The brand is divided into two lines, Fine Fragrances (our perfumes) and Botanical Integrity which is our living and lifestyle line. These lines are constructed differently, our botanical integrity lines are created to enhance and enrich the living surroundings and everyday behaviours of our clients. Our Botanical Integrity line has become incredibly popular, with our soaps consistently selling out, as well as our candles and incense coming in at a quick third. Our soaps, known as our Shard Collection, as their shapes have been inspired by boulders fallen from the mountain, strung onto silken rope to be shaped by your body; our linen scent, Chela Nights, particularly purposed for sleep, created with research into neurological effects of different oils and how they assist the body to ease into rest. Our candles Fire On the Mountain, Some Serious Juju and Expedition to Botany Bay, each tell a story of a place. Their fragrances are also found in our soaps and incense lines. Lastly, as previously mentioned, our incense lines are created with zero synthetic fragrances or burning aids, only using the finest Frankincense powder and ground Sandalwood. You escape into the world of Anno Domini – echos of ancient Cathedrals, their marble and granite worn by time. Expedition To Botany Bay, a Eucalyptus incense inspired not by the sharp camphor scent of fresh eucalyptus oil, but the soft warm and lightly wooded fragrance which eucalyptus holds in the heat or when the leaves of bunches have dried, evoking summer winds and sun-kissed skin.
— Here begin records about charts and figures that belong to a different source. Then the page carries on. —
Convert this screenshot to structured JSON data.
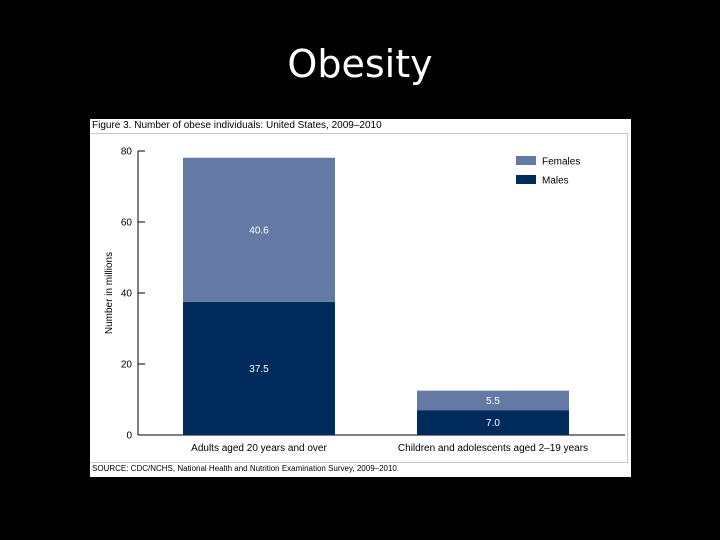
{
  "slide": {
    "title": "Obesity"
  },
  "figure": {
    "caption": "Figure 3. Number of obese individuals: United States, 2009–2010",
    "source": "SOURCE: CDC/NCHS, National Health and Nutrition Examination Survey, 2009–2010."
  },
  "colors": {
    "females": "#6479a3",
    "males": "#002b5c",
    "label_on_females": "#ffffff",
    "label_on_males": "#ffffff"
  },
  "chart_data": {
    "type": "bar",
    "stacked": true,
    "title": "Number of obese individuals: United States, 2009–2010",
    "ylabel": "Number in millions",
    "ylim": [
      0,
      80
    ],
    "yticks": [
      0,
      20,
      40,
      60,
      80
    ],
    "categories": [
      "Adults aged 20 years and over",
      "Children and adolescents aged 2–19 years"
    ],
    "series": [
      {
        "name": "Males",
        "values": [
          37.5,
          7.0
        ],
        "labels": [
          "37.5",
          "7.0"
        ]
      },
      {
        "name": "Females",
        "values": [
          40.6,
          5.5
        ],
        "labels": [
          "40.6",
          "5.5"
        ]
      }
    ],
    "legend": {
      "position": "top-right",
      "order": [
        "Females",
        "Males"
      ]
    }
  }
}
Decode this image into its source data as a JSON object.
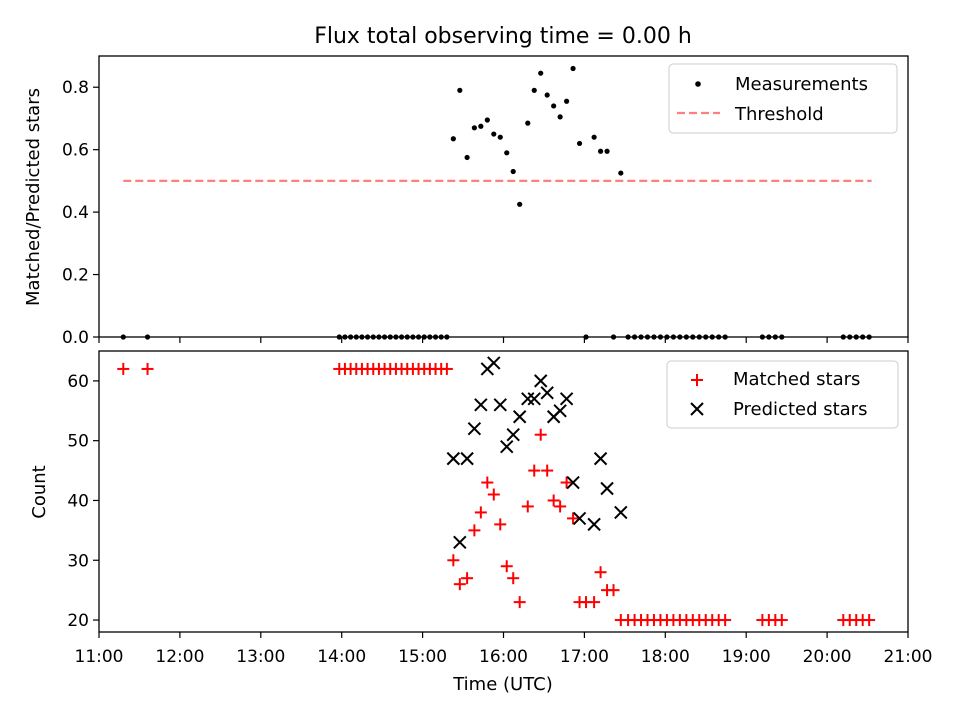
{
  "figure_title": "Flux total observing time = 0.00 h",
  "chart_data": [
    {
      "type": "scatter",
      "title": "Flux total observing time = 0.00 h",
      "xlabel": "",
      "ylabel": "Matched/Predicted stars",
      "xlim": [
        11.0,
        21.0
      ],
      "ylim": [
        0.0,
        0.9
      ],
      "yticks": [
        0.0,
        0.2,
        0.4,
        0.6,
        0.8
      ],
      "ytick_labels": [
        "0.0",
        "0.2",
        "0.4",
        "0.6",
        "0.8"
      ],
      "legend_position": "top-right",
      "grid": false,
      "series": [
        {
          "name": "Measurements",
          "marker": "dot",
          "color": "#000000",
          "x": [
            11.3,
            11.6,
            13.97,
            14.04,
            14.11,
            14.18,
            14.25,
            14.32,
            14.39,
            14.46,
            14.53,
            14.6,
            14.67,
            14.74,
            14.81,
            14.88,
            14.95,
            15.02,
            15.09,
            15.16,
            15.23,
            15.3,
            15.38,
            15.46,
            15.55,
            15.64,
            15.72,
            15.8,
            15.88,
            15.96,
            16.04,
            16.12,
            16.2,
            16.3,
            16.38,
            16.46,
            16.54,
            16.62,
            16.7,
            16.78,
            16.86,
            16.94,
            17.02,
            17.12,
            17.2,
            17.28,
            17.36,
            17.45,
            17.54,
            17.62,
            17.7,
            17.78,
            17.86,
            17.94,
            18.02,
            18.1,
            18.18,
            18.26,
            18.34,
            18.42,
            18.5,
            18.58,
            18.66,
            18.74,
            19.2,
            19.28,
            19.36,
            19.44,
            20.2,
            20.28,
            20.36,
            20.44,
            20.52
          ],
          "y": [
            0,
            0,
            0,
            0,
            0,
            0,
            0,
            0,
            0,
            0,
            0,
            0,
            0,
            0,
            0,
            0,
            0,
            0,
            0,
            0,
            0,
            0,
            0.635,
            0.79,
            0.575,
            0.67,
            0.675,
            0.695,
            0.65,
            0.64,
            0.59,
            0.53,
            0.425,
            0.685,
            0.79,
            0.845,
            0.775,
            0.74,
            0.705,
            0.755,
            0.86,
            0.62,
            0,
            0.64,
            0.595,
            0.595,
            0,
            0.525,
            0,
            0,
            0,
            0,
            0,
            0,
            0,
            0,
            0,
            0,
            0,
            0,
            0,
            0,
            0,
            0,
            0,
            0,
            0,
            0,
            0,
            0,
            0,
            0,
            0
          ]
        },
        {
          "name": "Threshold",
          "marker": "dashed-line",
          "color": "#ff7f7f",
          "x": [
            11.3,
            20.55
          ],
          "y": [
            0.5,
            0.5
          ]
        }
      ]
    },
    {
      "type": "scatter",
      "title": "",
      "xlabel": "Time (UTC)",
      "ylabel": "Count",
      "xlim": [
        11.0,
        21.0
      ],
      "ylim": [
        18,
        65
      ],
      "yticks": [
        20,
        30,
        40,
        50,
        60
      ],
      "ytick_labels": [
        "20",
        "30",
        "40",
        "50",
        "60"
      ],
      "xticks": [
        11,
        12,
        13,
        14,
        15,
        16,
        17,
        18,
        19,
        20,
        21
      ],
      "xtick_labels": [
        "11:00",
        "12:00",
        "13:00",
        "14:00",
        "15:00",
        "16:00",
        "17:00",
        "18:00",
        "19:00",
        "20:00",
        "21:00"
      ],
      "legend_position": "top-right",
      "grid": false,
      "series": [
        {
          "name": "Matched stars",
          "marker": "plus",
          "color": "#ff0000",
          "x": [
            11.3,
            11.6,
            13.97,
            14.04,
            14.11,
            14.18,
            14.25,
            14.32,
            14.39,
            14.46,
            14.53,
            14.6,
            14.67,
            14.74,
            14.81,
            14.88,
            14.95,
            15.02,
            15.09,
            15.16,
            15.23,
            15.3,
            15.38,
            15.46,
            15.55,
            15.64,
            15.72,
            15.8,
            15.88,
            15.96,
            16.04,
            16.12,
            16.2,
            16.3,
            16.38,
            16.46,
            16.54,
            16.62,
            16.7,
            16.78,
            16.86,
            16.94,
            17.02,
            17.12,
            17.2,
            17.28,
            17.36,
            17.45,
            17.54,
            17.62,
            17.7,
            17.78,
            17.86,
            17.94,
            18.02,
            18.1,
            18.18,
            18.26,
            18.34,
            18.42,
            18.5,
            18.58,
            18.66,
            18.74,
            19.2,
            19.28,
            19.36,
            19.44,
            20.2,
            20.28,
            20.36,
            20.44,
            20.52
          ],
          "y": [
            62,
            62,
            62,
            62,
            62,
            62,
            62,
            62,
            62,
            62,
            62,
            62,
            62,
            62,
            62,
            62,
            62,
            62,
            62,
            62,
            62,
            62,
            30,
            26,
            27,
            35,
            38,
            43,
            41,
            36,
            29,
            27,
            23,
            39,
            45,
            51,
            45,
            40,
            39,
            43,
            37,
            23,
            23,
            23,
            28,
            25,
            25,
            20,
            20,
            20,
            20,
            20,
            20,
            20,
            20,
            20,
            20,
            20,
            20,
            20,
            20,
            20,
            20,
            20,
            20,
            20,
            20,
            20,
            20,
            20,
            20,
            20,
            20
          ]
        },
        {
          "name": "Predicted stars",
          "marker": "x",
          "color": "#000000",
          "x": [
            15.38,
            15.46,
            15.55,
            15.64,
            15.72,
            15.8,
            15.88,
            15.96,
            16.04,
            16.12,
            16.2,
            16.3,
            16.38,
            16.46,
            16.54,
            16.62,
            16.7,
            16.78,
            16.86,
            16.94,
            17.12,
            17.2,
            17.28,
            17.45
          ],
          "y": [
            47,
            33,
            47,
            52,
            56,
            62,
            63,
            56,
            49,
            51,
            54,
            57,
            57,
            60,
            58,
            54,
            55,
            57,
            43,
            37,
            36,
            47,
            42,
            38
          ]
        }
      ]
    }
  ]
}
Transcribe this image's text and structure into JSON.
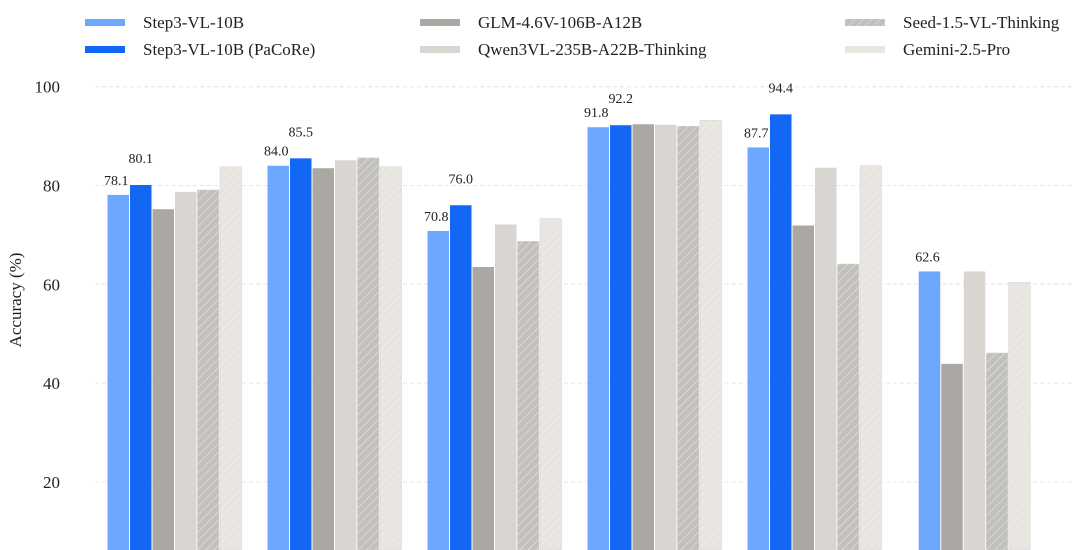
{
  "chart_data": {
    "type": "bar",
    "title": "",
    "xlabel": "",
    "ylabel": "Accuracy (%)",
    "ylim": [
      0,
      100
    ],
    "yticks": [
      20,
      40,
      60,
      80,
      100
    ],
    "grid": true,
    "legend_position": "top",
    "categories": [
      "",
      "",
      "",
      "",
      "",
      ""
    ],
    "series": [
      {
        "name": "Step3-VL-10B",
        "color": "#6ea8fe",
        "hatch": false,
        "values": [
          78.1,
          84.0,
          70.8,
          91.8,
          87.7,
          62.6
        ],
        "labeled": true
      },
      {
        "name": "Step3-VL-10B (PaCoRe)",
        "color": "#1268f5",
        "hatch": false,
        "values": [
          80.1,
          85.5,
          76.0,
          92.2,
          94.4,
          null
        ],
        "labeled": true
      },
      {
        "name": "GLM-4.6V-106B-A12B",
        "color": "#aba8a3",
        "hatch": false,
        "values": [
          75.2,
          83.5,
          63.5,
          92.4,
          71.9,
          43.9
        ],
        "labeled": false
      },
      {
        "name": "Qwen3VL-235B-A22B-Thinking",
        "color": "#d9d6d2",
        "hatch": false,
        "values": [
          78.7,
          85.1,
          72.1,
          92.3,
          83.6,
          62.6
        ],
        "labeled": false
      },
      {
        "name": "Seed-1.5-VL-Thinking",
        "color": "#c2c0bc",
        "hatch": true,
        "values": [
          79.1,
          85.6,
          68.7,
          92.0,
          64.1,
          46.1
        ],
        "labeled": false
      },
      {
        "name": "Gemini-2.5-Pro",
        "color": "#e8e5e1",
        "hatch": true,
        "values": [
          83.8,
          83.8,
          73.3,
          93.2,
          84.0,
          60.4
        ],
        "labeled": false
      }
    ]
  }
}
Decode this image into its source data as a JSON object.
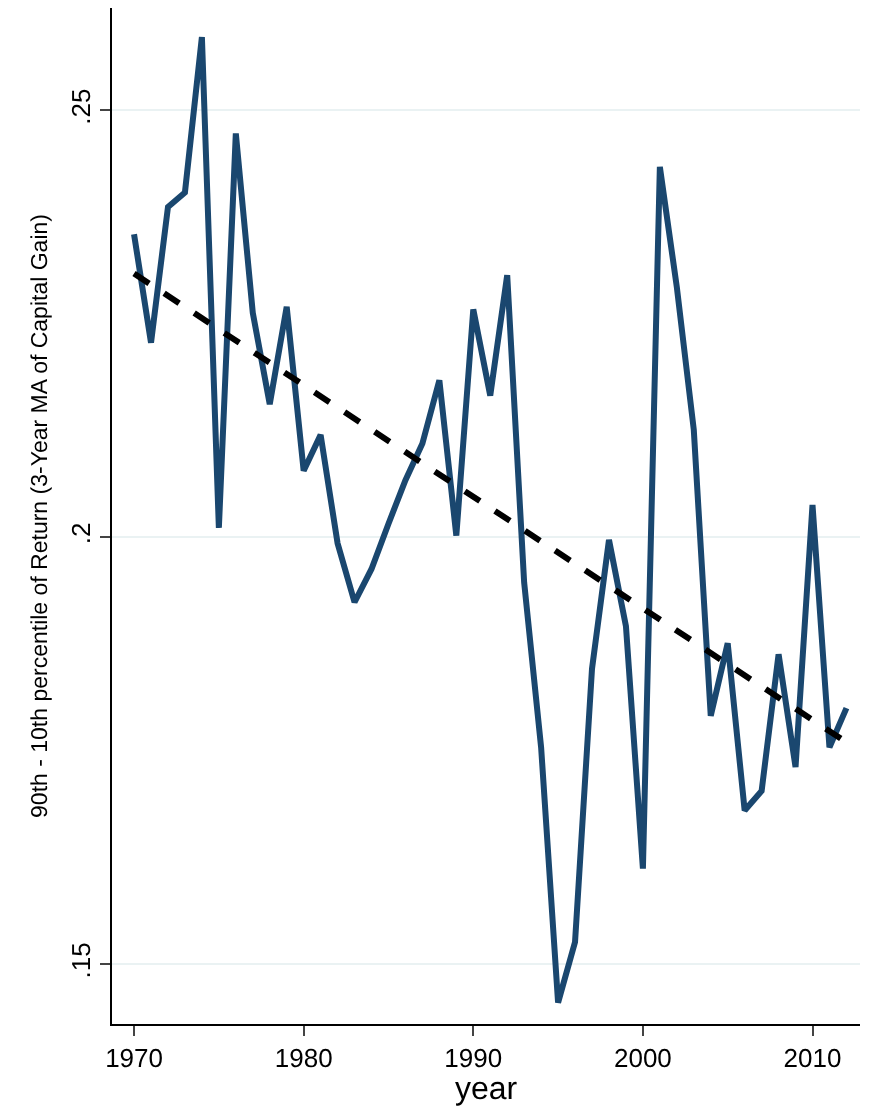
{
  "chart_data": {
    "type": "line",
    "xlabel": "year",
    "ylabel": "90th - 10th percentile of Return (3-Year MA of Capital Gain)",
    "x": [
      1970,
      1971,
      1972,
      1973,
      1974,
      1975,
      1976,
      1977,
      1978,
      1979,
      1980,
      1981,
      1982,
      1983,
      1984,
      1985,
      1986,
      1987,
      1988,
      1989,
      1990,
      1991,
      1992,
      1993,
      1994,
      1995,
      1996,
      1997,
      1998,
      1999,
      2000,
      2001,
      2002,
      2003,
      2004,
      2005,
      2006,
      2007,
      2008,
      2009,
      2010,
      2011,
      2012
    ],
    "series": [
      {
        "color": "#1a476f",
        "line_style": "solid",
        "values": [
          0.2355,
          0.2228,
          0.2387,
          0.2404,
          0.2586,
          0.2011,
          0.2473,
          0.2263,
          0.2156,
          0.227,
          0.2078,
          0.212,
          0.1993,
          0.1924,
          0.1963,
          0.2016,
          0.2067,
          0.211,
          0.2184,
          0.2002,
          0.2267,
          0.2166,
          0.2307,
          0.1947,
          0.1754,
          0.1455,
          0.1526,
          0.1846,
          0.1997,
          0.1896,
          0.1612,
          0.2434,
          0.2293,
          0.2126,
          0.1791,
          0.1876,
          0.168,
          0.1703,
          0.1863,
          0.1731,
          0.2038,
          0.1754,
          0.18
        ]
      },
      {
        "type": "line",
        "color": "#000000",
        "line_style": "dashed",
        "x": [
          1970,
          2012
        ],
        "values": [
          0.2309,
          0.176
        ]
      }
    ],
    "xlim": [
      1968.7,
      2012.8
    ],
    "ylim": [
      0.143,
      0.262
    ],
    "xticks": [
      1970,
      1980,
      1990,
      2000,
      2010
    ],
    "yticks": [
      {
        "value": 0.15,
        "label": ".15"
      },
      {
        "value": 0.2,
        "label": ".2"
      },
      {
        "value": 0.25,
        "label": ".25"
      }
    ],
    "grid": "y",
    "marker": "none"
  }
}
Q: What makes Extrait de Parfum different from Eau de Parfum?
The differentiation between all perfume subheaders, cologne, eau de toilette, eau de parfum, and those you have mentioned, is the percentage of perfume oil which is contained within your bottle. Eau de parfum is 15-20% aromatic oil, Parfum or Extrait de Parfum is from 15-40%. The large percentage gap in the EXP is due to the types of aromatics being utilised in the fragrance. If the scent is constructed with a large array of very bold and lasting notes, then the lower percentage is utilised as a higher value. It will not necessarily be beneficial, it could in fact destroy the experience and longevity of the scent (each aromatic carries its own unique behavioural characteristics) where when working with lighter aromatics, such as citrus and soft greens or certain florals, the percentage will lean to a higher side to ensure that the full behaviour and spectrum of those notes are present for the desired longevity created for the fragrance.
Q: What can we expect to see next from this gorgeous brand?
I’m incredibly excited to be launching three new fragrances soon, which have been a few years in the making. Travels across the African continent, from sea to valley to never ending desert, as well as a new series of fragranced interior pieces created to celebrate the Art of Scent in the home. We have just launched our latest series of candles, created as the iconic look for the brand, 0.5kg of perfumed hand-poured wax in original artisan made porcelain vessels, which embodies the history, aesthetic and elegance of the brand, each of which have been mastercrafted in South Africa. My aim is to showcase our consistent and elegant products that can easily stand beside their international counterparts and give voice to the unique and exclusive botanics we have access to on our continent.